July 26, 2016
When Andrew Topinka and his teammates in the Integrated Business and Engineering (IBE) honors program decided to tackle the issue of reducing food waste in developed countries, the group brainstormed a number of ideas before settling on a final one—a sensor that notifies a person that meat will soon spoil.
When it was time to build a prototype of the sensor, the group didn’t head to the nearest electronic store for parts.
Instead, Topinka and 18 other IBE students traveled to the internationally renowned European Organization for Nuclear Research (CERN) as the final portion of their IBE Grand Challenge Based Innovation course. The group, which spent two weeks in Geneva engaging with top scientists, was invited to work at CERN’s IdeaSquare innovation lab to refine their business and product solutions to global problems including access to clean water, electrification of rural health clinics, food safety and recycling.
“The fact that we were the first undergrads and first from the U.S. to work in the lab really motivated us to make the most of this incredible opportunity,” said Topinka, a finance student who is minoring in engineering and philosophy. “The biggest value add of being at CERN was our access to the organization’s leading minds. We learned so much from them—about collaboration, process and problem solving.”
CERN is the birthplace of many of the world’s top innovations of the past 60 years, including the creation of the World Wide Web, the building of antimatter and the discovery of the Higgs boson particle.
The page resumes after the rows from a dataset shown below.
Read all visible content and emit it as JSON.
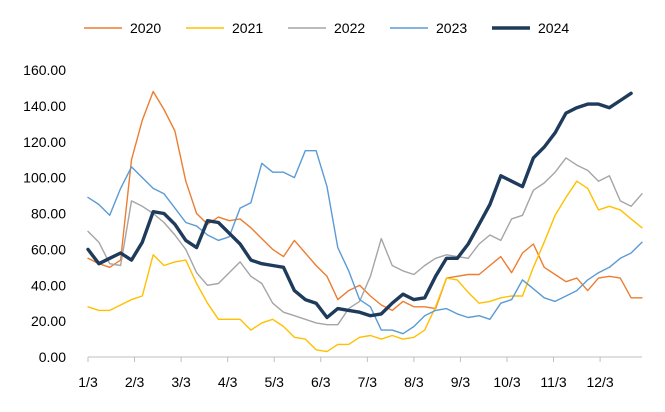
{
  "chart_data": {
    "type": "line",
    "title": "",
    "xlabel": "",
    "ylabel": "",
    "ylim": [
      0,
      160
    ],
    "yticks": [
      "0.00",
      "20.00",
      "40.00",
      "60.00",
      "80.00",
      "100.00",
      "120.00",
      "140.00",
      "160.00"
    ],
    "xticks": [
      "1/3",
      "2/3",
      "3/3",
      "4/3",
      "5/3",
      "6/3",
      "7/3",
      "8/3",
      "9/3",
      "10/3",
      "11/3",
      "12/3"
    ],
    "x_week_range": [
      1,
      52
    ],
    "grid": false,
    "legend_position": "top",
    "series": [
      {
        "name": "2020",
        "color": "#ED7D31",
        "width": 1.4,
        "values": [
          55,
          52,
          50,
          54,
          110,
          132,
          148,
          138,
          126,
          98,
          80,
          74,
          78,
          76,
          77,
          72,
          66,
          60,
          56,
          65,
          58,
          51,
          45,
          32,
          37,
          40,
          34,
          29,
          26,
          31,
          28,
          28,
          27,
          44,
          45,
          46,
          46,
          51,
          56,
          47,
          58,
          63,
          50,
          46,
          42,
          44,
          37,
          44,
          45,
          44,
          33,
          33
        ]
      },
      {
        "name": "2021",
        "color": "#FFC000",
        "width": 1.4,
        "values": [
          28,
          26,
          26,
          29,
          32,
          34,
          57,
          51,
          53,
          54,
          41,
          30,
          21,
          21,
          21,
          15,
          19,
          21,
          17,
          11,
          10,
          4,
          3,
          7,
          7,
          11,
          12,
          10,
          12,
          10,
          11,
          15,
          28,
          44,
          43,
          36,
          30,
          31,
          33,
          34,
          34,
          50,
          64,
          79,
          89,
          98,
          94,
          82,
          84,
          82,
          77,
          72
        ]
      },
      {
        "name": "2022",
        "color": "#A5A5A5",
        "width": 1.4,
        "values": [
          70,
          64,
          52,
          51,
          87,
          84,
          80,
          75,
          68,
          60,
          47,
          40,
          41,
          47,
          53,
          45,
          41,
          30,
          25,
          23,
          21,
          19,
          18,
          18,
          27,
          31,
          45,
          66,
          51,
          48,
          46,
          51,
          55,
          57,
          56,
          55,
          63,
          68,
          65,
          77,
          79,
          93,
          97,
          103,
          111,
          107,
          104,
          98,
          101,
          87,
          84,
          91
        ]
      },
      {
        "name": "2023",
        "color": "#5B9BD5",
        "width": 1.4,
        "values": [
          89,
          85,
          79,
          94,
          106,
          100,
          94,
          91,
          83,
          75,
          73,
          68,
          65,
          67,
          83,
          86,
          108,
          103,
          103,
          100,
          115,
          115,
          95,
          61,
          48,
          32,
          28,
          15,
          15,
          13,
          17,
          23,
          26,
          27,
          24,
          22,
          23,
          21,
          30,
          32,
          43,
          38,
          33,
          31,
          34,
          37,
          43,
          47,
          50,
          55,
          58,
          64
        ]
      },
      {
        "name": "2024",
        "color": "#1F3B5B",
        "width": 3.4,
        "values": [
          60,
          52,
          55,
          58,
          54,
          64,
          81,
          80,
          74,
          65,
          61,
          76,
          75,
          69,
          63,
          54,
          52,
          51,
          50,
          37,
          32,
          30,
          22,
          27,
          26,
          25,
          23,
          24,
          30,
          35,
          32,
          33,
          45,
          55,
          55,
          63,
          74,
          85,
          101,
          98,
          95,
          111,
          117,
          125,
          136,
          139,
          141,
          141,
          139,
          143,
          147
        ]
      }
    ]
  }
}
While at CERN, the students engaged regularly with Dr. Markus Nordberg, head of Resources Development at CERN and one of four individuals who managed the program responsible for identifying the Higgs boson.
“I was impressed with the level of collaboration and the knowledge these students brought with them into the lab,” Nordberg said. “Despite an aggressive two-week project deadline, they worked hard, asked smart questions and presented compelling solutions to various challenges facing nations around the world.”
That they were studying, prototyping and presenting in such a prestigious environment wasn’t lost on the students.
“Being at CERN helped me to see the root cause of problems and to leverage what is available to create a solution that can make our society a better place,” said engineering student Amy Chiu. “Innovation is something that can occur at any time, and being able to identify potential problems allows the mind to remain open to development. Being in an environment that constantly encouraged me to think beyond conventional means allowed me to finally understand what innovation means.”
Created as Ohio State’s first interdisciplinary honors program, the four-year IBE program is designed to develop the ability to communicate across business and technical domains and enact an inter-disciplinary approach to problem solving.
“I’ve been reaping the benefits of the IBE program since my freshman year,” Topinka said. “The trip to CERN really demonstrated how much business and engineering depend on each other. As we were developing our solution, we realized that changing one aspect of our prototype required changing our entire business model, and vice versa.”
Michael Leiblein, academic director of the IBE Business program and Ohio State’s Center for Innovation and Entrepreneurship, and Jim Sonnett, a former vice president at Battelle and lecturer at Fisher co-taught the course in Columbus and accompanied the students to Switzerland. Both saw firsthand the impact of the experience on the students.
“The opportunity for our students to apply the business and engineering tools they’ve been exposed to while interacting with such a highly talented group of managers and scientists was invaluable,” Leiblein said. “I believe we all came away from the experience with a better understanding of what it takes to succeed at one of the very best organizations in the world. I was incredibly proud of the way our IBE students collaborated to develop viable solutions to critical global challenges in an economically sustainable manner.
“We are grateful to our partners at CERN for this wonderful opportunity and look forward to engaging with them again as we work to create the next generation of business and engineering leaders.”
Sonnet added, “The students worked incredibly hard, and with great success, to develop and present business concepts and prototypes for the 2016 and 2040 markets.”